İsrail-İran çatışması her gün şiddetini biraz daha artırıyor. Füzeler hastanelere isabet ediyor. Halklar tedirgin.
İsrail, Gazze’ye saldırmayı sürdürüyor. Çocuklar aç, gıda yardımı gidemiyor. Çocuklar kimsesiz, anaları babaları öldürülüyor.
Türkiye kaygılı, Suriye, İran’dan sonra sıra Türkiye’de mi?
Bu soru can sıkıyor.
Türkiye’de içeride birlik sözünü çok duyuyor olsak da, herkes bir yere savrulmuş durumda.
Her gün birileri tutuklanıyor.
Cumhurbaşkanı tutuklulara “Gel de etkin pişman ol” diyor. Hedef belli.
Memleketin yarısı borçlu.
Ticari kredilerde tasfiye olunacak alacaklar yüzde 57,3 büyümüş.
Bireysel kredi borçlusu ise bir yılda 2 milyon kişi artarak 42,3 milyona ulaşmış.
2003’te bir yıllık asgari ücretle 25.4 cumhuriyet altını alınabiliyorken, bugün sadece 9.5 cumhuriyet altını alınabiliyor.
Herkes meydanlarda, “İnsan gibi yaşayacakları maaşı istiyorlar” ama nerdeeee?
Kamuda tasarruf tedbirleri kapsamında doktorların hasta için isteyeceği tahliller sınırlandırıldı mesela.
Hekimlerin ‘Tedaviyi geciktirir’ diye tepki gösterdiği konu pes dedirtti.
Sağlıktan tasarruf olur mu?
Çocuklarımızı hala koruyamıyoruz.
Narin Güran cinayetinden sonra bu kez 9 yaşındaki Yasemin Yıldırım kayboldu. Bıçaklanarak öldürülen küçük kızın cesedi oturdukları binanın merdiven boşluğunda bulundu. Cinayet zanlısı ise 17 yaşındaki kız kuzen çıktı.
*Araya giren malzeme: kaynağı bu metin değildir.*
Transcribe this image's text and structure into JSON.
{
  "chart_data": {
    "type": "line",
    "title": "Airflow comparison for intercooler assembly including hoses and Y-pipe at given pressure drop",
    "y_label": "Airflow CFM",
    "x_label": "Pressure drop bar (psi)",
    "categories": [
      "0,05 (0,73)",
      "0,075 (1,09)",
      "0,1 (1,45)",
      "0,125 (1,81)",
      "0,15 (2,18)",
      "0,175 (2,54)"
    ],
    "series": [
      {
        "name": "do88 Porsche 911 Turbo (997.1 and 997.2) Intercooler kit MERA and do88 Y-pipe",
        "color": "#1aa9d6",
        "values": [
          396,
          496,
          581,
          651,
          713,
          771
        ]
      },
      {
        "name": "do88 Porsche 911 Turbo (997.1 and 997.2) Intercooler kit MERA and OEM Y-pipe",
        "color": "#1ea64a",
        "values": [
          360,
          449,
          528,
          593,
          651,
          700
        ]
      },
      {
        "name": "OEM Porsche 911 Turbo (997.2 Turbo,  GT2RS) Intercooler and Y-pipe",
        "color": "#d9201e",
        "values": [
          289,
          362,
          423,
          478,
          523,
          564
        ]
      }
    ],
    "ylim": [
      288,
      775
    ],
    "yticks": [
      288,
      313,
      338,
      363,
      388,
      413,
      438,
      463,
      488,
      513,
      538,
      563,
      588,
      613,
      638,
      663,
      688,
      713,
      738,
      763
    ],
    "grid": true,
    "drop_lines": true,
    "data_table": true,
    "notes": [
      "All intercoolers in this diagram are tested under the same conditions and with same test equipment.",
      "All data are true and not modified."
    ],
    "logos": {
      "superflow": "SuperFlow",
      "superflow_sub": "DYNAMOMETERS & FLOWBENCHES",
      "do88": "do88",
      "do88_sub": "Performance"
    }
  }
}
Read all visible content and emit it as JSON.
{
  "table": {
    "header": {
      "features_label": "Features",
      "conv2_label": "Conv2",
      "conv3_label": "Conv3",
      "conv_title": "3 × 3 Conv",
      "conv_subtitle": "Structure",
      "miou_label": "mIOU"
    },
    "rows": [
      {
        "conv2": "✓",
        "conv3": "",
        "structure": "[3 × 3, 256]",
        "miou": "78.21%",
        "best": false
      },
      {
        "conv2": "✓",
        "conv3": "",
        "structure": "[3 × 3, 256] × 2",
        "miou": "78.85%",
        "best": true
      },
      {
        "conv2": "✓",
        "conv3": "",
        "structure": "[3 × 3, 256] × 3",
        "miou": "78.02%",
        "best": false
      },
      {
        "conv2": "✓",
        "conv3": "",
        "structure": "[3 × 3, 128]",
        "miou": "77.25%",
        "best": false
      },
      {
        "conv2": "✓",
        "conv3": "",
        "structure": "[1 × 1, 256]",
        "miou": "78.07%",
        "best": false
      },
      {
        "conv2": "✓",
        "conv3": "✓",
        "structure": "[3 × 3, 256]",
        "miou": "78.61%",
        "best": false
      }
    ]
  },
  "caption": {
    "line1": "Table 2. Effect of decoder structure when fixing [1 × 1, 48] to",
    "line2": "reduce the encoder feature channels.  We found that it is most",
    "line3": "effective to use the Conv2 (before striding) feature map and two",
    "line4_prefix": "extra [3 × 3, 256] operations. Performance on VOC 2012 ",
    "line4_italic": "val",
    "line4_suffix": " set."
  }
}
İnsanlar üniversite okumaktan vazgeçiyor olabilir. Öyle ki bu yılki YKS’ye başvuru sayısı 2.5 milyonda kalmış. Geçen yıllarda rakam 3.6 milyon.
“Okusak da okumasak da işsiziz, o halde niye bu kadar tırmalayalım” diye düşünüyor çocuklar.
Ezcümle, kan, gözyaşı, açlık arasında debelenip gidiyoruz.
Şu hayatın güzelliklerini görmeden, göremeden göçüp gideceğiz.
Bizler yine daha iyi durumdayız, en azından yüzümüz gülüyordu.
En azından bu kadar kirlenmemişti dünya.
Şimdiki gençler için çok üzülüyorum, hakkımızda hayırlısı.